Avant de se faire torrent puis rivière, le Doubs offre aux marcheurs le spectacle de ses bassins et de son saut.
Evidemment,
comparé aux célèbres chutes du Niagara, le Saut-du-Doubs n’est pas
vraiment à la hauteur. Bien qu’il s’agisse moins d’une histoire de
hauteur, 27 mètres pour la chute suisse contre 50 pour sa concurrente
canadienne, que de largeur… Respectivement, une dizaine de mètres
contre près de 800 mètres!
HAUT LIEU TOURISTIQUE
Mais
faute de grives, on mange des merles, et il suffit de jeter un œil à la
cohorte de «marchands du temple» qui tiennent échoppe sur la rive
française pour être rassuré sur les attraits touristiques du lieu. Pour
y accéder, on vous recommande d’embarquer aux Brenets sur l’un des
bateaux de la NLB pour une minicroisière délicieusement surannée sur
fond de flûte péruvienne.
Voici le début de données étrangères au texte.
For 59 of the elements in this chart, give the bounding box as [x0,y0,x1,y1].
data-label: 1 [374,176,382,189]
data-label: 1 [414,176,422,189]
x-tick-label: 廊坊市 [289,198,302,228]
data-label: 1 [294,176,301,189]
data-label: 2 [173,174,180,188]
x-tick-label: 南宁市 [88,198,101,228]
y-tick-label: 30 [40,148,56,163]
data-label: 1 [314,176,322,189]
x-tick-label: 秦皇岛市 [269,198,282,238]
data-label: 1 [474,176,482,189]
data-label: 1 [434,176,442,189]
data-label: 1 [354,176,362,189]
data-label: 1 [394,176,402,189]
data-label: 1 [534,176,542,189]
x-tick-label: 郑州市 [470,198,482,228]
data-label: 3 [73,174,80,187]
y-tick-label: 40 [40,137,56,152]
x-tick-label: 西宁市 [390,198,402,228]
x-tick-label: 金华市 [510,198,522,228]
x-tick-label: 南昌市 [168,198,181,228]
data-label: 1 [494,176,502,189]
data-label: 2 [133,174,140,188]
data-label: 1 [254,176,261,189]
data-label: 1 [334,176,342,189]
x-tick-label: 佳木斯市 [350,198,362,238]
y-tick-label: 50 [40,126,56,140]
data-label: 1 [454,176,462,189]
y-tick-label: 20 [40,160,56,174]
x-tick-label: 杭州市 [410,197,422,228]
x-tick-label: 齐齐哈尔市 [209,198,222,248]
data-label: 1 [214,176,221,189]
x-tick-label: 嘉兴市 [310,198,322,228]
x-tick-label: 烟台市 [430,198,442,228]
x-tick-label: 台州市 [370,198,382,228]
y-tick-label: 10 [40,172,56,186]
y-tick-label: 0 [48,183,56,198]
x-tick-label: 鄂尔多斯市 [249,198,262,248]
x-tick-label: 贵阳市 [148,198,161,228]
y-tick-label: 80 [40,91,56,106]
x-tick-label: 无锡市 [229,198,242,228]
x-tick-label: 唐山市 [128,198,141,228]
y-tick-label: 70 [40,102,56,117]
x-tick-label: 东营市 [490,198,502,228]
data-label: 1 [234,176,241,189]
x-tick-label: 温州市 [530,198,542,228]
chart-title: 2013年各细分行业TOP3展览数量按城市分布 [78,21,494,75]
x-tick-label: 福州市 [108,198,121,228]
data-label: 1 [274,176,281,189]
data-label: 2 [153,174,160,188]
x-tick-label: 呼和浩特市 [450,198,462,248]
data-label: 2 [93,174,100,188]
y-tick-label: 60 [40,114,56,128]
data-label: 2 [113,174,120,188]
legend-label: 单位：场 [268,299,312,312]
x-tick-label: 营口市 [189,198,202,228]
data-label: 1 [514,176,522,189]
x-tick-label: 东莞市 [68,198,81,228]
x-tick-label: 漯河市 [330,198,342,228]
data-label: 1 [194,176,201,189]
A moins que le pilote ne se saisisse de son
micro pour vous vanter les merveilles naturelles des bassins du Doubs
et les exploits des plongeurs locaux depuis les falaises environnantes.
FALAISES EN FORÊT
Depuis
l’embarcadère, un sentier didactique sur l’histoire industrielle des
gorges du Doubs mène au saut du même nom. Ensuite, un confortable
chemin en forêt mène jusqu’au barrage du Châtelot le long des calmes
étendues du lac Moron. Au pied du barrage, en contrebas du café du
Châtelot, l’astuce consiste à franchir le Doubs réduit à l’état de
rivière sur quelques planches et rochers à moitié immergés pour
effectuer le retour par la rive française par un délicieux chemin
serpentant sous un arceau de frondaisons ou creusé dans les falaises.